Que o cristão deva só evangelizar líderes políticos (e não se envolver na política) representa um pensamento extremamente míope e antibíblico. Se fosse assim o evangelista na capital precisaria aconselhar seu discípulo a abandonar imediatamente o cargo! Se um evangelista ganhasse todos os líderes eleitos para Cristo, o governo teria que apagar as luzes (presumindo que o zelador não tenha sido salvo!).
Então, o que Jesus ensina? O que é “toda a vontade de Deus” (Atos 20.27 – NVI) em relação ao governo civil? Entre outras coisas, Ele mesmo a criou (Gênesis 1.26, Colossenses 1.16), a ordenou (Romanos 13.1), a sustenta (Colossenses 1.17) e pretende moralizar um mundo caído (Romanos 13.4) e fazer justiça (1Pedro 2.13-14). Além de sua graça salvadora, Jesus pretende, compelido por um coração compassivo pelos perdidos (Mateus 9.36), manifestar a graça comum e a graça restritiva a todos por meio desta instituição ordenada (cf. Mateus 5.45). Quão grande é o seu amor!
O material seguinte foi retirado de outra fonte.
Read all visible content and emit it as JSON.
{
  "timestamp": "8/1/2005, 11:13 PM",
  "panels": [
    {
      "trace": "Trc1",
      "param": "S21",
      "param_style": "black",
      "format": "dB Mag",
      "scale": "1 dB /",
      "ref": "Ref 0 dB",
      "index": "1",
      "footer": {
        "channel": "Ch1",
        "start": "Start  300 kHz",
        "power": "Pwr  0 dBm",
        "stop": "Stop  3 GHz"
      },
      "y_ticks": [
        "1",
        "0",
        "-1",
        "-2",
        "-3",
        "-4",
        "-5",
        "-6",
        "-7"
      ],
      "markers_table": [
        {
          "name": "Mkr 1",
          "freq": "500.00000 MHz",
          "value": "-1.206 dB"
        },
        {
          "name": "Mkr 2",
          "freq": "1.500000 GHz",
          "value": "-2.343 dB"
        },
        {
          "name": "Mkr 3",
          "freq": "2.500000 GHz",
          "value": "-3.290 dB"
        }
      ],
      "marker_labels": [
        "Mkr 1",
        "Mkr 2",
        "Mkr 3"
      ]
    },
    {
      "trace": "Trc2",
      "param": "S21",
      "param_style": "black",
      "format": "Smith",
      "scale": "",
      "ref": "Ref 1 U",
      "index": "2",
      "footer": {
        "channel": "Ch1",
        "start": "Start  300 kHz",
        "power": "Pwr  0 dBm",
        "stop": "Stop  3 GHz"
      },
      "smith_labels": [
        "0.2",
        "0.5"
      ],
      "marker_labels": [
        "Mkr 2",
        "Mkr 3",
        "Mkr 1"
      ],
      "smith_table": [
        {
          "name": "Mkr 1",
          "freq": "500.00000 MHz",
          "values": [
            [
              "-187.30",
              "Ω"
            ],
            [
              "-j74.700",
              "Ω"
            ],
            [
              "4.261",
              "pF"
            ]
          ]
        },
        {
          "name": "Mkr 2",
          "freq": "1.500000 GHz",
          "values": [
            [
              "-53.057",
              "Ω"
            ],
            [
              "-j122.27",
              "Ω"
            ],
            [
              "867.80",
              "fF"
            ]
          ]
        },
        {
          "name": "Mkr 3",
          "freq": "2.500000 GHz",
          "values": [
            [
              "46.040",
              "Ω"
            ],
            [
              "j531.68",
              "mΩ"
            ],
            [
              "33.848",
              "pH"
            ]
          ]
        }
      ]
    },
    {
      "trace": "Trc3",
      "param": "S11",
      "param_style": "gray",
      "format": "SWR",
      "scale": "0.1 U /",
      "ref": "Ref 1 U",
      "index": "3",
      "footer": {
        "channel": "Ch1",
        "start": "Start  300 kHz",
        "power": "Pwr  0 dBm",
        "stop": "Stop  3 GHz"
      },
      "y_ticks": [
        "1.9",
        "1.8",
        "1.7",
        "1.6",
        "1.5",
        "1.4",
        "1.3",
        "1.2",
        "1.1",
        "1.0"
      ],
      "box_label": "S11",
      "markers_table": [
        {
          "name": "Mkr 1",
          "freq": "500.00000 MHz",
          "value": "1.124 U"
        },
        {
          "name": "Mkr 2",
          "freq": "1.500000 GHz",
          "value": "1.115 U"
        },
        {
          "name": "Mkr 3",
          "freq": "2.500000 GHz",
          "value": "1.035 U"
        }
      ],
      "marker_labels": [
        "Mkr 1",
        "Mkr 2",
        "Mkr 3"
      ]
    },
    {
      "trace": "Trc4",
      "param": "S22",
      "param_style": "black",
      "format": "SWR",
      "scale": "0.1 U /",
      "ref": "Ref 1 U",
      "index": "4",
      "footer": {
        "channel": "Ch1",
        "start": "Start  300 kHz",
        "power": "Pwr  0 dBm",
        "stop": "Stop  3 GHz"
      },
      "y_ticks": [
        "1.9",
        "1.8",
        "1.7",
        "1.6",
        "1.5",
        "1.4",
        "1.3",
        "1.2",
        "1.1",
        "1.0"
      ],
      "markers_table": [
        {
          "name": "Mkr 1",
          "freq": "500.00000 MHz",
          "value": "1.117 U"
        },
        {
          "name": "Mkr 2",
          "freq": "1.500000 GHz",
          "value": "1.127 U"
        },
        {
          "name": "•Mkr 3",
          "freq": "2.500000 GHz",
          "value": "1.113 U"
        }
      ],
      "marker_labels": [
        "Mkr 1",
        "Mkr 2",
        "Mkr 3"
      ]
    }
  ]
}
As descrições e passagens de apoio mencionadas aqui revelam claramente que Jesus tem um propósito para os cristãos dentro da instituição de governo, que vai além do evangelismo. Um dos principais defensores do ponto de vista de “apenas evangelismo, sem política” afirma:
Ele [Jesus] não veio à terra para tornar moral a velha criação por intermédio da reforma social e governamental, mas para santificar as novas criaturas [seu povo] pelo poder salvador do Evangelho e da obra transformadora do Espírito Santo.4
Pensando desta maneira ele está propagando uma compreensão muito limitada da missão de Jesus! O que este autor diz não representa todo o conselho de Deus em relação aos propósitos para sua instituição do governo civil, como listado anteriormente. Por mais importante que o papel do cristão de evangelizar o governo seja, deve haver sempre a compreensão mais ampla de tudo o que Jesus ensinou sobre seus maiores propósitos para esta instituição. O cristão deve ensinar tudo o que as Escrituras dizem sobre o governo civil e, ainda mais especificamente, ensinar essas verdades aos próprios líderes do governo civil!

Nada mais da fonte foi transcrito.